Sloppy Science Justifies Posttraumatic
Stress Disorder
by Ilana Mercer
If I were to tell you that the incidence of stress-related disorders among war veterans, civilians in war zones, Israeli children subject to bombardments, and Holocaust survivors, is not significantly higher than that in comparable populations, would you believe me? Of course you wouldn't. The specter of the ubiquitous crisis-intervention team descending on a community following a tragedy doesn't help my case. The common perception that there exists a direct connection between extreme events and disordered behavior is firmly ensconced across our communities, much like the grief-debriefing protocol administered by intrusive strangers.
The murder in November of Samer Jaber at Lester B. Pearson High School in Calgary, Alberta was the last tragic event to flush out this macabre lot. The teams also lay in wait at William Aberhart High in March, when two boys from Calgary drowned off the coast of northern California while on a school field trip. Not content to wait until the bereaved returned home, some members of the Calgary Board of Education crisis team actually flew to California to counsel the mourners.
The Psychiatric Diagnostic and Statistical Manual stipulates that merely hearing about a "toxic" event may cause damage. Small wonder then that intervention has become an imperative.

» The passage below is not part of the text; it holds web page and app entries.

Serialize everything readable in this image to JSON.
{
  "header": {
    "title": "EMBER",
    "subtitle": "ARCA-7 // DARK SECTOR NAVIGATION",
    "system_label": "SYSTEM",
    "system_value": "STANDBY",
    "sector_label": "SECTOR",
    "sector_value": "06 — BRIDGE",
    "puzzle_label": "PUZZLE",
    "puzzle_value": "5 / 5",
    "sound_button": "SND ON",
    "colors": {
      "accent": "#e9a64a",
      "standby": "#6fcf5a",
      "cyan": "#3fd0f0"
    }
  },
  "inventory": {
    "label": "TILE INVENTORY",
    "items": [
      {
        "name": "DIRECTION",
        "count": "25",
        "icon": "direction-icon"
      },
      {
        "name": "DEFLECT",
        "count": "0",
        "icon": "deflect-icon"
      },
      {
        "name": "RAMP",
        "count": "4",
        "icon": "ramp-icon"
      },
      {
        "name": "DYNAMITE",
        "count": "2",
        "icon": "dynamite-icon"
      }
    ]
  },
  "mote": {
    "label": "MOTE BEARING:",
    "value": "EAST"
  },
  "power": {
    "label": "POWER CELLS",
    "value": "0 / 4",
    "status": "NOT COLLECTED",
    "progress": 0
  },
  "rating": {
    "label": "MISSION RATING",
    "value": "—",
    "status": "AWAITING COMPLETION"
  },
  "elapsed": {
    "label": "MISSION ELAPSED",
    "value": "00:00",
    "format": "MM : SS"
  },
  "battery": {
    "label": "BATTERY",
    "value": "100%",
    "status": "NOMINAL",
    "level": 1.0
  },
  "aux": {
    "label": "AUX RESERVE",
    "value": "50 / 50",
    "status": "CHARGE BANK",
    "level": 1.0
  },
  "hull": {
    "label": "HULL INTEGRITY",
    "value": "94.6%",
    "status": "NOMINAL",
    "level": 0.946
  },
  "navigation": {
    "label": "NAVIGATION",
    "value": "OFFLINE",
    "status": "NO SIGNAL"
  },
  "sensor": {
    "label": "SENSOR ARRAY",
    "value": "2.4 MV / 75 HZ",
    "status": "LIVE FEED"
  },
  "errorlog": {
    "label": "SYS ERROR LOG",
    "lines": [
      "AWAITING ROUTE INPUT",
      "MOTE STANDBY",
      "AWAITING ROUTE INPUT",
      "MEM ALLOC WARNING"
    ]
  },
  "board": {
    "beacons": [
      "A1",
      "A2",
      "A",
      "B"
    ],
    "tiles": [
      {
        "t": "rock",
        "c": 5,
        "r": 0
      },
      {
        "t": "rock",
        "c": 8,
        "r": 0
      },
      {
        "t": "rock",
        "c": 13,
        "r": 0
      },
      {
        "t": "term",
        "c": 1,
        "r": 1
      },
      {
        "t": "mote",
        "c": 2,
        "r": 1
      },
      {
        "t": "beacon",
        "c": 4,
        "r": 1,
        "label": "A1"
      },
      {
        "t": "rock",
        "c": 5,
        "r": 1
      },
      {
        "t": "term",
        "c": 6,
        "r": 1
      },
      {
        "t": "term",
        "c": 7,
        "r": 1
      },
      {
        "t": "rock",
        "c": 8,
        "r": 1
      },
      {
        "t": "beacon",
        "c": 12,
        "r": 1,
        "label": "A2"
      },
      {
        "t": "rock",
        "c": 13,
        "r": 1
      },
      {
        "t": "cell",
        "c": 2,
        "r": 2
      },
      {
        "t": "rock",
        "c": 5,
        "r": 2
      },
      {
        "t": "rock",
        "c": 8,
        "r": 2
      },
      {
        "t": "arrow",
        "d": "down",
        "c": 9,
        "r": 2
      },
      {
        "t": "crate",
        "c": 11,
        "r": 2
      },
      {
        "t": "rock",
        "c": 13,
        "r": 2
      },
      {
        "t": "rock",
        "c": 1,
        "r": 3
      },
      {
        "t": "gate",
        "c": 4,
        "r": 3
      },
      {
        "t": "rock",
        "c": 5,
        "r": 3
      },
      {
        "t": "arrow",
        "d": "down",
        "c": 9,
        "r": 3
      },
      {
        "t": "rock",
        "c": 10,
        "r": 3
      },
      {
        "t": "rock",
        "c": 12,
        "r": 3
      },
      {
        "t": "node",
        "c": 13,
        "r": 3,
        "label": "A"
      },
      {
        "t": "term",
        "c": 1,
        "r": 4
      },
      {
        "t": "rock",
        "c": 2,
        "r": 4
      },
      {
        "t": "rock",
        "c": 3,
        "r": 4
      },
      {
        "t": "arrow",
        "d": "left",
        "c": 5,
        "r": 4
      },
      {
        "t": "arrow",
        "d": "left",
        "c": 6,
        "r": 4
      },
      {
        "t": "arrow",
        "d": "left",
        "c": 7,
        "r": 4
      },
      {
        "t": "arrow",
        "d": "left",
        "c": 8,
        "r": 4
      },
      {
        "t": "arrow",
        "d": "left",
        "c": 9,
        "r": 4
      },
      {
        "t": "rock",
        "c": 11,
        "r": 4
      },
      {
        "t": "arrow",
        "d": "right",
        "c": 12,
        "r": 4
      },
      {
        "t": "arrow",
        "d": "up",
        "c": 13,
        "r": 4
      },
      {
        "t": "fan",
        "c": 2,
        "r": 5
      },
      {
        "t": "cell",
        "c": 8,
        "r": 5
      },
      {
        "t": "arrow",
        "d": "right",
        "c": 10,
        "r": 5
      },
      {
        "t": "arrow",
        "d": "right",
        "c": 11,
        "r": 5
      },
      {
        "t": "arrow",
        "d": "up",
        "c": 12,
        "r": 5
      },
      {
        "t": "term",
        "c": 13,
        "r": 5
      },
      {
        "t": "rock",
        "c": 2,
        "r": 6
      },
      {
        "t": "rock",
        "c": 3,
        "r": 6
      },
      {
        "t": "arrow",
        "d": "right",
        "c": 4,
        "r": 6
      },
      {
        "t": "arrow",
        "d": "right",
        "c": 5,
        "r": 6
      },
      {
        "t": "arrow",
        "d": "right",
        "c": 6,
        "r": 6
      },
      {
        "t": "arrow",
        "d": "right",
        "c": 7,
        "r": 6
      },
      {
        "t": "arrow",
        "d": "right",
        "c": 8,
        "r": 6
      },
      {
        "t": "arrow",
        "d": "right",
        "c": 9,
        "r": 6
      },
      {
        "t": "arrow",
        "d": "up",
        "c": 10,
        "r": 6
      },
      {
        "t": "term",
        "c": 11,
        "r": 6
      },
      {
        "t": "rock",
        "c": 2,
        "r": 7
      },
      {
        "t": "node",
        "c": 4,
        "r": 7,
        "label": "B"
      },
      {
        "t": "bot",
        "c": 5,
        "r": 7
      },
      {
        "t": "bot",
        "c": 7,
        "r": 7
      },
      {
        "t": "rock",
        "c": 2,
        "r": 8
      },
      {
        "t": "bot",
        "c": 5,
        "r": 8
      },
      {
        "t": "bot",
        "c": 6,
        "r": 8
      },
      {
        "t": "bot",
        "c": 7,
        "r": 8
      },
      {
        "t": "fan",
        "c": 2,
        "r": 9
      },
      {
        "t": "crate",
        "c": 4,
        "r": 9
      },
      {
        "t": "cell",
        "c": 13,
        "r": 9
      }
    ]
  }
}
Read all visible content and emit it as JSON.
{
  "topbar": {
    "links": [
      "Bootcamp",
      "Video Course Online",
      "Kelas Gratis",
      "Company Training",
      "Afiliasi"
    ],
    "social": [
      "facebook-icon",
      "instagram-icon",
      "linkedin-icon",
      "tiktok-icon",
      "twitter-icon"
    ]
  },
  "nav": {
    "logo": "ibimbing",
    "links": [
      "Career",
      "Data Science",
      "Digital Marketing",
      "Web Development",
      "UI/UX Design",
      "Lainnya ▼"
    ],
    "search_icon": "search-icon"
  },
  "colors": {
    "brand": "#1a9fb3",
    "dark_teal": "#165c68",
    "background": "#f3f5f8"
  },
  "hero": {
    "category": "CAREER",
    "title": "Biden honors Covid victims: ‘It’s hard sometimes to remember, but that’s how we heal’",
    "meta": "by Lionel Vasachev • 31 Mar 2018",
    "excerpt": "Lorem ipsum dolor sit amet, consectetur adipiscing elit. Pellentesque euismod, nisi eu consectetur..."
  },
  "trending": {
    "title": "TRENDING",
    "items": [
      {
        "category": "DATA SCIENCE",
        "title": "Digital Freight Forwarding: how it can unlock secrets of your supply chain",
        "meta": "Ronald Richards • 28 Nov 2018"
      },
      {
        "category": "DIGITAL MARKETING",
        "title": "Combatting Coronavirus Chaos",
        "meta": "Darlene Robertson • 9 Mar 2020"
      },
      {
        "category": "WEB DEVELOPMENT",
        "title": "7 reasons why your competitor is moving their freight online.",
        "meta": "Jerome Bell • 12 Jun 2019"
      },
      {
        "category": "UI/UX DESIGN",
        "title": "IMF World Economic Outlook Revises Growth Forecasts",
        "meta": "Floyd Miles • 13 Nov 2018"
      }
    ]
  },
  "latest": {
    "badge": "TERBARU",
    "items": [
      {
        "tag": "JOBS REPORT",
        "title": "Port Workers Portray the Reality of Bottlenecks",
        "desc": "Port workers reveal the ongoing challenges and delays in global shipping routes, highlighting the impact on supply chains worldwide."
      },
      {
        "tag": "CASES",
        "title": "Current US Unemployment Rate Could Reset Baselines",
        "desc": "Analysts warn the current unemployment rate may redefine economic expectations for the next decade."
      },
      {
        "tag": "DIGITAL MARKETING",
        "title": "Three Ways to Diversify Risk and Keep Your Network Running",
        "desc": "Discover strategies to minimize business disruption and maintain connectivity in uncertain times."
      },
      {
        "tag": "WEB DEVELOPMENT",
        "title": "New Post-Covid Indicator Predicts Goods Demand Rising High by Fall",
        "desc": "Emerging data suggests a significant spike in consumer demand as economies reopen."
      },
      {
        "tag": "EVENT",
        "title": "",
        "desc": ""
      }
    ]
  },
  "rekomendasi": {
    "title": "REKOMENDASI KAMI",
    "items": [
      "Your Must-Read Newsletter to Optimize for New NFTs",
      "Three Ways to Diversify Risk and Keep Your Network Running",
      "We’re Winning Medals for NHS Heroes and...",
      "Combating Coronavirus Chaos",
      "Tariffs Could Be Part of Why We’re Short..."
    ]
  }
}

Most of the data supporting these flawed assumptions are derived from biased clinical samples and rely on controversial self-reports. A patient presenting for treatment is already unrepresentative of the general population. She tells of an event or a person which she implicates in her symptoms. The clinician then erroneously concludes there is a causal relationship between the event and the patient's symptoms. This post hoc or backward reasoning contaminates most of the studies on Posttraumatic Stress Disorder (PTSD).
Controlled studies show that well functioning individuals tend to report as many pathological experiences as do people who don't function well. The same flawed reasoning must lead us to conclude that their trauma caused their successes.
All told, the incidence of "toxic" events in the lives of people in western democracies is very high. In Third World countries it is virtually universal. Paradoxically, the lifetime prevalence of PTSD is very low. "Very few directly exposed individuals develop distress disorders", writes Marilyn Bowman, professor of psychology at Simon Fraser University, B.C., and an expert on the subject of PTSD.
What am I missing here? "Toxic" events are rife in the lives of people, yet stress-attributed disorders are not common?
Clearly the "toxic" event in and of itself doesn't cause PTSD. In her book on individual differences in PTSD and in a 1999 paper in the Canadian Journal of Psychiatry, Professor Bowman demonstrates that whether those exposed to traumatic events will suffer some mental repercussions is determined by certain stable temperamental styles, chief of which is neuroticism. Another good predictor of PTSD is a history of psychiatric and personality disorders.
Despite the evidence, mental health professionals continue to expand their jurisdiction. Tooled up with Freudian trickery like denial and repression they can claim that if you are not "venting" you are in denial. If you are stoical, you are likely "repressing". Evidence that contradicts the clinician's theory is enlisted as evidence for the correctness of the theory; every behavior the posttrauma individual shows--adaptive or not--is said to be a consequence of the trauma and proof of it.
On a sinister note, to give vent is to be automatically bestowed with a moral virtue, which helps explain the camera-friendly grief chic displayed by people many times removed from a tragedy.
Therapy itself is based on the premise that "expression of negative feelings is essential". Again, the evidence indicates that denial more often confers an adaptive benefit. Individuals given to emotionality fare worse than people with a stiff upper lip. Clinical outcomes are in fact improved when therapy focuses instead on problem solving strategies.
The pressure from many PTSD-advocacy groups notwithstanding, the American Psychological Association's clinical division reports that zero out of 255 treatments for PTSD "meet criteria as well established". Efficacy evidence for the treatments is indeed scant, if non-existent.
No surprise here. The faulty assumptions underlying this clinical diagnosis jibe with a general emphasis on subjectivity and relativism in psychological research and the culture at large. There has been a shift away from objective inquiry towards a fascination with the grotesquely emotional and the histrionic.
Bowman contends that we have regressed to an unenlightened, premodern---not postmodern---era, paralleled in some of the less evolved periods in the history of Western civilization. I'd say that chimeras such as satanic ritual abuse, repressed memory therapy, and multiple personality disorder, which not so long ago received the nod from too many mainstream mental health professionals, bear this out.
© 2001 by Ilana Mercer
Published previously in the Calgary Herald.